The challenge wasn’t picking a stack. It was deciding what to NOT build inside the deadline — and what shape the system needed so that the things we did ship wouldn’t be torn down later.
Approach
We chose a Turborepo monorepo with a Nest.js backend and a Next.js frontend, sharing TypeScript types between the two. The decision that mattered most wasn’t the framework — it was deciding to move the real-time notification surface to Next.js Server Actions with optimistic UI, instead of standing up a full WebSocket infrastructure under the deadline.
That choice was non-obvious: most teams default to Socket.io for “real-time” out of habit. For our scope — financial events that the user is already watching for — Server Actions with optimistic updates and revalidation gave us a working surface in a week and zero operational burden afterward. WebSockets would have cost us two days of setup and a year of maintenance.

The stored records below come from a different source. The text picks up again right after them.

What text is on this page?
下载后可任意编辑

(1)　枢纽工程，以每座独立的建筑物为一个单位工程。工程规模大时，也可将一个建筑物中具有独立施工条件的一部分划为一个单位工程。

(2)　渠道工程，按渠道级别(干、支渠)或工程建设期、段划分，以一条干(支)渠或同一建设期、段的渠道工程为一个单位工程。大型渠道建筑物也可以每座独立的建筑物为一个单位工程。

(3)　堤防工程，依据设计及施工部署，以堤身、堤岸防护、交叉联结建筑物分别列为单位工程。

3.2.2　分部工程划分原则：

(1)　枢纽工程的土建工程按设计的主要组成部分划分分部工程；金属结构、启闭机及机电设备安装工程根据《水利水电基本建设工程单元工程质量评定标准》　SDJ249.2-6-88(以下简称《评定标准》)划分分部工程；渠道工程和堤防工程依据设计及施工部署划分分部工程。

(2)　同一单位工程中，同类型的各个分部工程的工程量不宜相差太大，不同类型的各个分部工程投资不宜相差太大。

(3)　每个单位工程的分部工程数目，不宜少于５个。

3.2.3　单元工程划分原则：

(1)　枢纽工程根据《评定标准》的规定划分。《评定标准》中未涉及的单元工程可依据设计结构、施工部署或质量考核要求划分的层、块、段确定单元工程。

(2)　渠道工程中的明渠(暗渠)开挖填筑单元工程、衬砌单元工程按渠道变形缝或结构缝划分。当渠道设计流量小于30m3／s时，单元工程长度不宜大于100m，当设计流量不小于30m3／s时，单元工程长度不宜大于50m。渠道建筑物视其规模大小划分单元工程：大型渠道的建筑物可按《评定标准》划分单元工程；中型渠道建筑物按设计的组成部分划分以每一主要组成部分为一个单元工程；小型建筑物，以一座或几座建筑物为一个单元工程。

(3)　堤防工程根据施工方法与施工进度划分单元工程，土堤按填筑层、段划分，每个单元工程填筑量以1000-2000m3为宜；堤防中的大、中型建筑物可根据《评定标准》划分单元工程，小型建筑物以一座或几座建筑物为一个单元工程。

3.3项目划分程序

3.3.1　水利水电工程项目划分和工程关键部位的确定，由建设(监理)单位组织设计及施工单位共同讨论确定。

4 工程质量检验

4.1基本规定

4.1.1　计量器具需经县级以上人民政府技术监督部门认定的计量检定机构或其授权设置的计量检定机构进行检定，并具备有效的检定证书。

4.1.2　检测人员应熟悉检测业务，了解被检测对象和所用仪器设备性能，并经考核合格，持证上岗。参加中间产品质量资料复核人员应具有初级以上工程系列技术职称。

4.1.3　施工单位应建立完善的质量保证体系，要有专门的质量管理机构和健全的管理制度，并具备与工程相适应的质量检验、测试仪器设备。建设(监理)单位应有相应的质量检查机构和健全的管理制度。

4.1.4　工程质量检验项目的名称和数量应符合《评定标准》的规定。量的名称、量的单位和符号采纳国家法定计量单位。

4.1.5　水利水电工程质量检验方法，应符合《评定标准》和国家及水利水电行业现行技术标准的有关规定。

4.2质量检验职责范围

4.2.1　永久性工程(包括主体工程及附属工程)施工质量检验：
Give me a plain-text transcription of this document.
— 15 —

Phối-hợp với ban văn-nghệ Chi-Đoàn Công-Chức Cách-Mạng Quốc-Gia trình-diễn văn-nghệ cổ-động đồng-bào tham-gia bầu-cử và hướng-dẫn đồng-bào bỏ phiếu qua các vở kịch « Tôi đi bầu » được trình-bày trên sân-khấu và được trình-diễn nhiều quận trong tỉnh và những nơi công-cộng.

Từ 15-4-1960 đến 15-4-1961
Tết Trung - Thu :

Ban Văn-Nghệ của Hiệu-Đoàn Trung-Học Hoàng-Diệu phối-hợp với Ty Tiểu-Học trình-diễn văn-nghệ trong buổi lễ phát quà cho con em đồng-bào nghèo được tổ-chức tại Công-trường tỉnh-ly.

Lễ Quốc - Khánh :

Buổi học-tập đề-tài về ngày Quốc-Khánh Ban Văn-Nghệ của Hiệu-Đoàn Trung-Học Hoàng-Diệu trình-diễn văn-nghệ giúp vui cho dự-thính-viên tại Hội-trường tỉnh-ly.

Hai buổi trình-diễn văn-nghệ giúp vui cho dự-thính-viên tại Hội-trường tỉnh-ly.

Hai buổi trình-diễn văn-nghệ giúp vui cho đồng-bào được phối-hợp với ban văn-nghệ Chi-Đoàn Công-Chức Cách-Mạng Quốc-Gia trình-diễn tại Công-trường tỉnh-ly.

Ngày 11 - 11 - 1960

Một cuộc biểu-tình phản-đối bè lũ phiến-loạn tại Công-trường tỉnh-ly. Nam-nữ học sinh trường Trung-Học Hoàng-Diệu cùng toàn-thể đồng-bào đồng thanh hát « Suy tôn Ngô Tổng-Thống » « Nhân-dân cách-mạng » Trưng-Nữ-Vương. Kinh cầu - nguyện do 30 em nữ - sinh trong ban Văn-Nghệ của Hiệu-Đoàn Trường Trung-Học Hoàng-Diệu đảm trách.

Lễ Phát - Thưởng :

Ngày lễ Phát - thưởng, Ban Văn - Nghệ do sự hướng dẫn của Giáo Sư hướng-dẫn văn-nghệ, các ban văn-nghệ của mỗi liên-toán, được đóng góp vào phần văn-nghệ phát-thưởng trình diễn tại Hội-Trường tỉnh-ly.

The KYC onboarding was a multi-step form with conditional branches per identity-document type. We built it as a state machine in the frontend (XState) backed by a single resumable session entity in PostgreSQL, so a user dropping off at step 4 could resume at step 4, not start over.
Outcome
Shipped on day 28, two days ahead of deadline. The notification surface has run in production for months with zero pages. The KYC drop-off rate landed below the team’s pre-launch estimate, and the onboarding state machine has absorbed three feature additions without breaking change.
The architectural decision around Server Actions has held up: we never needed to revisit it. That’s the test of a good architectural call — not whether it’s clever, but whether it stays out of the way after launch.